The goal of my research is to extend the model to consider predictions of multiple images when estimating the location of each image. The neural network would be rewritten using long short-term memory (LSTM), which is a mechanism that allows a neural network to consider previous predictions when making the current prediction. I will then feed in a series of images as if they were taken by a moving drone into the model to test if the performance of the model will improve with the capability of using consecutive images in the way that it would receive them from a drone flying. This can also be applied in the case where the drone is taking a video while flying, and the code can separate the video into a series of images, which can be fed to the model.

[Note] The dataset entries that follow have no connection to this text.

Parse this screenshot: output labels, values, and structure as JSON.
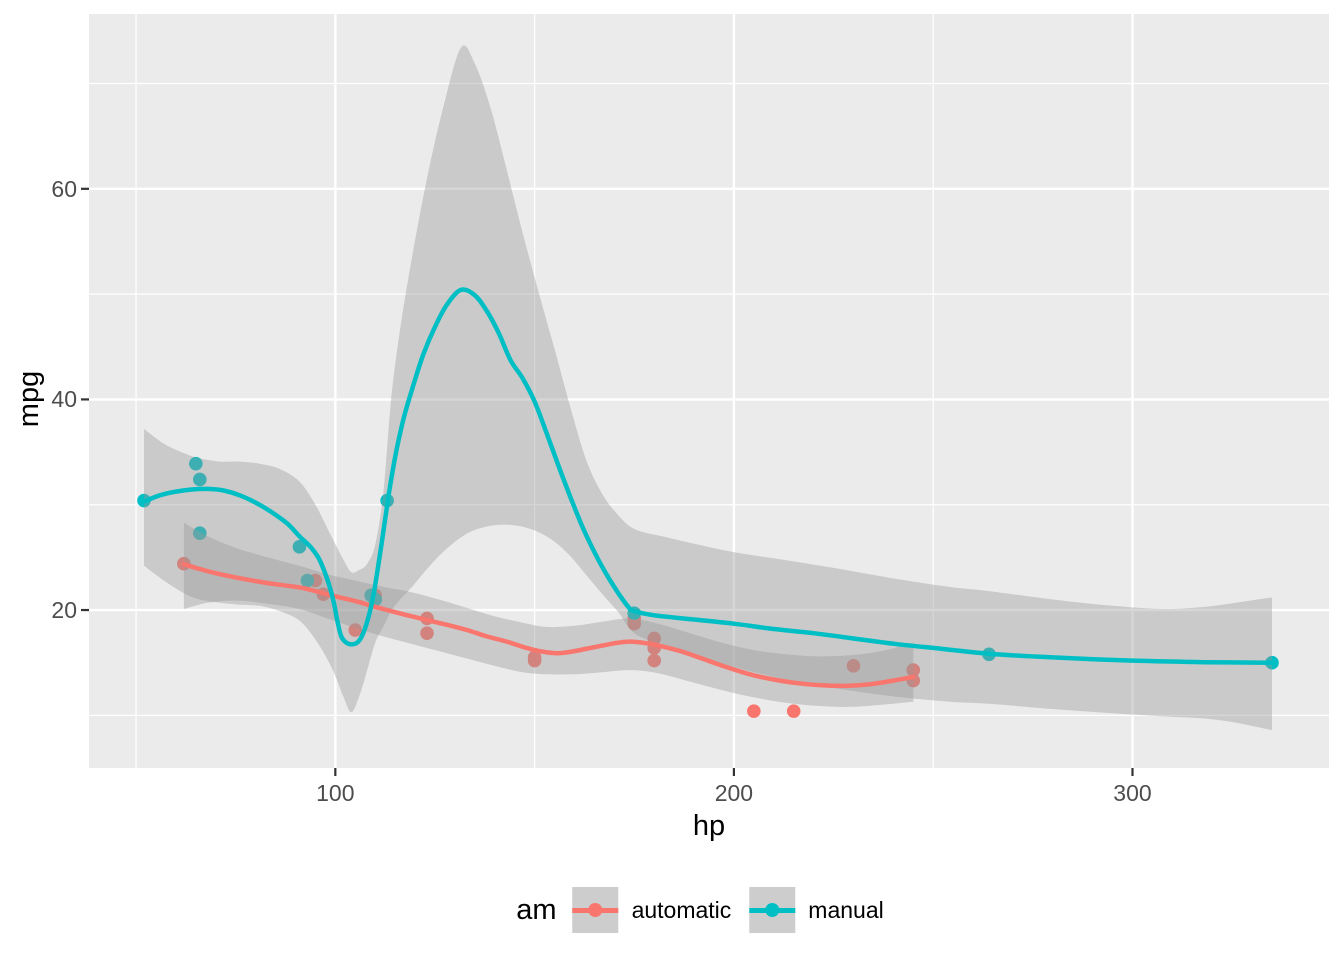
{
  "chart_data": {
    "type": "scatter",
    "title": "",
    "xlabel": "hp",
    "ylabel": "mpg",
    "legend_title": "am",
    "x_domain": [
      38.2,
      349.3
    ],
    "y_domain": [
      5.0,
      76.6
    ],
    "x_ticks": [
      100,
      200,
      300
    ],
    "x_minor_ticks": [
      50,
      150,
      250
    ],
    "y_ticks": [
      20,
      40,
      60
    ],
    "y_minor_ticks": [
      10,
      30,
      50,
      70
    ],
    "grid": "on",
    "legend_position": "bottom",
    "style": {
      "panel_bg": "#EBEBEB",
      "grid_color": "#FFFFFF",
      "ribbon_fill": "#999999",
      "ribbon_opacity": 0.4,
      "tick_mark_color": "#333333",
      "tick_text_color": "#4D4D4D",
      "title_text_color": "#000000",
      "legend_key_bg": "#CDCDCD"
    },
    "series": [
      {
        "name": "automatic",
        "color": "#F8766D",
        "points": [
          [
            62,
            24.4
          ],
          [
            95,
            22.8
          ],
          [
            97,
            21.5
          ],
          [
            105,
            18.1
          ],
          [
            110,
            21.4
          ],
          [
            123,
            19.2
          ],
          [
            123,
            17.8
          ],
          [
            150,
            15.5
          ],
          [
            150,
            15.2
          ],
          [
            175,
            18.7
          ],
          [
            175,
            19.2
          ],
          [
            180,
            16.4
          ],
          [
            180,
            17.3
          ],
          [
            180,
            15.2
          ],
          [
            205,
            10.4
          ],
          [
            215,
            10.4
          ],
          [
            230,
            14.7
          ],
          [
            245,
            14.3
          ],
          [
            245,
            13.3
          ]
        ],
        "smooth_line": [
          [
            62,
            24.35
          ],
          [
            66,
            23.9
          ],
          [
            70,
            23.5
          ],
          [
            75,
            23.1
          ],
          [
            80,
            22.75
          ],
          [
            85,
            22.45
          ],
          [
            91,
            22.15
          ],
          [
            95,
            21.8
          ],
          [
            100,
            21.3
          ],
          [
            105,
            20.85
          ],
          [
            110,
            20.3
          ],
          [
            116,
            19.7
          ],
          [
            123,
            19.05
          ],
          [
            128,
            18.6
          ],
          [
            133,
            18.1
          ],
          [
            138,
            17.5
          ],
          [
            143,
            17.0
          ],
          [
            148,
            16.4
          ],
          [
            152,
            16.05
          ],
          [
            156,
            15.9
          ],
          [
            160,
            16.1
          ],
          [
            164,
            16.4
          ],
          [
            168,
            16.7
          ],
          [
            171,
            16.9
          ],
          [
            174,
            17.0
          ],
          [
            178,
            16.85
          ],
          [
            182,
            16.55
          ],
          [
            187,
            16.05
          ],
          [
            192,
            15.4
          ],
          [
            198,
            14.6
          ],
          [
            204,
            13.9
          ],
          [
            210,
            13.4
          ],
          [
            216,
            13.05
          ],
          [
            222,
            12.85
          ],
          [
            228,
            12.8
          ],
          [
            234,
            12.95
          ],
          [
            240,
            13.3
          ],
          [
            245,
            13.65
          ]
        ],
        "ci_ribbon": [
          [
            62,
            20.1,
            28.3
          ],
          [
            68,
            20.7,
            27.0
          ],
          [
            75,
            20.9,
            25.9
          ],
          [
            83,
            20.6,
            25.0
          ],
          [
            91,
            20.1,
            24.2
          ],
          [
            98,
            19.2,
            23.4
          ],
          [
            105,
            18.3,
            22.8
          ],
          [
            112,
            17.5,
            22.2
          ],
          [
            119,
            16.8,
            21.7
          ],
          [
            126,
            16.1,
            21.0
          ],
          [
            133,
            15.4,
            20.2
          ],
          [
            140,
            14.7,
            19.4
          ],
          [
            147,
            14.1,
            18.8
          ],
          [
            153,
            13.9,
            18.4
          ],
          [
            160,
            13.9,
            18.5
          ],
          [
            167,
            14.1,
            18.9
          ],
          [
            174,
            14.3,
            19.2
          ],
          [
            181,
            14.0,
            18.7
          ],
          [
            189,
            13.2,
            17.8
          ],
          [
            197,
            12.4,
            16.9
          ],
          [
            205,
            11.7,
            16.2
          ],
          [
            213,
            11.2,
            15.8
          ],
          [
            221,
            10.9,
            15.6
          ],
          [
            229,
            10.8,
            15.7
          ],
          [
            237,
            11.0,
            16.1
          ],
          [
            245,
            11.3,
            16.9
          ]
        ]
      },
      {
        "name": "manual",
        "color": "#00BFC4",
        "points": [
          [
            52,
            30.4
          ],
          [
            65,
            33.9
          ],
          [
            66,
            32.4
          ],
          [
            66,
            27.3
          ],
          [
            91,
            26.0
          ],
          [
            93,
            22.8
          ],
          [
            109,
            21.4
          ],
          [
            110,
            21.0
          ],
          [
            110,
            21.0
          ],
          [
            113,
            30.4
          ],
          [
            175,
            19.7
          ],
          [
            264,
            15.8
          ],
          [
            335,
            15.0
          ]
        ],
        "smooth_line": [
          [
            52,
            30.3
          ],
          [
            56,
            30.9
          ],
          [
            60,
            31.25
          ],
          [
            64,
            31.45
          ],
          [
            68,
            31.5
          ],
          [
            72,
            31.35
          ],
          [
            76,
            30.9
          ],
          [
            80,
            30.2
          ],
          [
            84,
            29.3
          ],
          [
            88,
            28.2
          ],
          [
            91,
            27.0
          ],
          [
            94,
            25.9
          ],
          [
            96,
            24.8
          ],
          [
            98,
            22.9
          ],
          [
            99.5,
            20.9
          ],
          [
            100.5,
            19.0
          ],
          [
            101.5,
            17.5
          ],
          [
            103,
            16.85
          ],
          [
            105,
            16.8
          ],
          [
            106.5,
            17.4
          ],
          [
            108,
            18.9
          ],
          [
            109.5,
            21.3
          ],
          [
            111,
            24.8
          ],
          [
            112.5,
            28.6
          ],
          [
            113.5,
            31.2
          ],
          [
            115,
            34.5
          ],
          [
            117,
            38.0
          ],
          [
            119.2,
            40.9
          ],
          [
            122,
            44.2
          ],
          [
            125,
            46.9
          ],
          [
            128,
            49.0
          ],
          [
            131.5,
            50.4
          ],
          [
            135,
            49.9
          ],
          [
            138,
            48.4
          ],
          [
            141,
            46.3
          ],
          [
            144,
            43.7
          ],
          [
            147,
            42.0
          ],
          [
            150,
            39.8
          ],
          [
            153,
            36.8
          ],
          [
            156,
            33.7
          ],
          [
            159,
            30.7
          ],
          [
            162,
            27.9
          ],
          [
            165,
            25.5
          ],
          [
            168,
            23.4
          ],
          [
            171,
            21.6
          ],
          [
            173.5,
            20.3
          ],
          [
            175,
            19.9
          ],
          [
            180,
            19.5
          ],
          [
            190,
            19.1
          ],
          [
            200,
            18.7
          ],
          [
            210,
            18.2
          ],
          [
            220,
            17.8
          ],
          [
            230,
            17.3
          ],
          [
            240,
            16.8
          ],
          [
            250,
            16.4
          ],
          [
            264,
            15.85
          ],
          [
            280,
            15.5
          ],
          [
            300,
            15.2
          ],
          [
            318,
            15.05
          ],
          [
            335,
            15.0
          ]
        ],
        "ci_ribbon": [
          [
            52,
            24.2,
            37.2
          ],
          [
            57,
            22.8,
            35.8
          ],
          [
            62,
            21.6,
            34.9
          ],
          [
            66,
            21.0,
            34.4
          ],
          [
            71,
            20.7,
            34.1
          ],
          [
            76,
            20.5,
            34.1
          ],
          [
            81,
            20.4,
            33.9
          ],
          [
            86,
            19.9,
            33.4
          ],
          [
            91,
            19.0,
            32.2
          ],
          [
            95,
            17.2,
            30.0
          ],
          [
            99,
            14.6,
            27.0
          ],
          [
            102,
            11.8,
            24.8
          ],
          [
            104,
            10.3,
            23.6
          ],
          [
            106,
            11.8,
            23.8
          ],
          [
            108,
            14.3,
            24.4
          ],
          [
            110,
            16.9,
            26.2
          ],
          [
            112,
            18.4,
            31.0
          ],
          [
            114,
            19.9,
            40.0
          ],
          [
            116,
            20.9,
            46.0
          ],
          [
            119,
            22.1,
            53.0
          ],
          [
            123,
            23.9,
            61.0
          ],
          [
            127,
            25.5,
            67.6
          ],
          [
            131.5,
            26.9,
            73.4
          ],
          [
            135,
            27.6,
            71.9
          ],
          [
            139,
            28.0,
            67.6
          ],
          [
            143,
            28.1,
            61.8
          ],
          [
            147,
            27.9,
            55.8
          ],
          [
            151,
            27.4,
            50.2
          ],
          [
            155,
            26.5,
            44.8
          ],
          [
            159,
            25.1,
            39.2
          ],
          [
            163,
            23.3,
            34.2
          ],
          [
            167,
            21.5,
            31.0
          ],
          [
            171,
            19.8,
            29.0
          ],
          [
            175,
            17.8,
            27.7
          ],
          [
            182,
            16.7,
            27.0
          ],
          [
            190,
            15.7,
            26.3
          ],
          [
            200,
            14.6,
            25.5
          ],
          [
            212,
            13.5,
            24.8
          ],
          [
            225,
            12.6,
            24.0
          ],
          [
            240,
            11.8,
            23.0
          ],
          [
            254,
            11.3,
            22.2
          ],
          [
            264,
            11.1,
            21.8
          ],
          [
            280,
            10.6,
            21.0
          ],
          [
            295,
            10.2,
            20.4
          ],
          [
            308,
            9.9,
            20.1
          ],
          [
            318,
            9.7,
            20.3
          ],
          [
            326,
            9.3,
            20.7
          ],
          [
            335,
            8.6,
            21.2
          ]
        ]
      }
    ]
  }
}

During this past spring, I spent most of my time familiarizing myself with Wint’s code. During that semester, Dr. Rainwater and I decided to change the implementation of the code to use Pytorch instead of TensorFlow. There is more flexibility available with Pytorch as well as more documentation of implementations similar to this project. So, during the spring semester and this fall semester, most of my efforts have been spent porting this code over to Pytorch. This has come with several challenges due to some major differences in the way that the two libraries are constructed.
Using Wint’s code as a basis, I created a Pytorch version of the Xception CNN. This is just the base model that the LSTM model will be built upon. Throughout this semester, there has been a focus on getting the performance of the Pytorch model to match that of the TensorFlow model. When the initial Pytorch implementation was tested, it provided very poor performance with model learning plateauing at around 10% of the width of the training area, around 3200 meters. I spent much of the fall semester experimenting with different loss functions and regularization techniques to improve model performance. After some fine-tuning of multiple parameters of the model, the Pytorch model is still underperforming with its best average error being around 620 meters, or about 2% of the width of the sampled area.
Going into the spring semester, I will be continuing work on improving the performance of the Pytorch model with help from Dr. Rainwater and another student working with him, Rafael Toche Pizano. Once the Pytorch implementation is performing at a level comparable to the TensorFlow model, I will begin the implementation of the updated model with LSTM capabilities to compare its performance to the base Pytorch model. The goal of this is to determine if using LSTM is worth the extra computational power that will be required compared to the more basic model.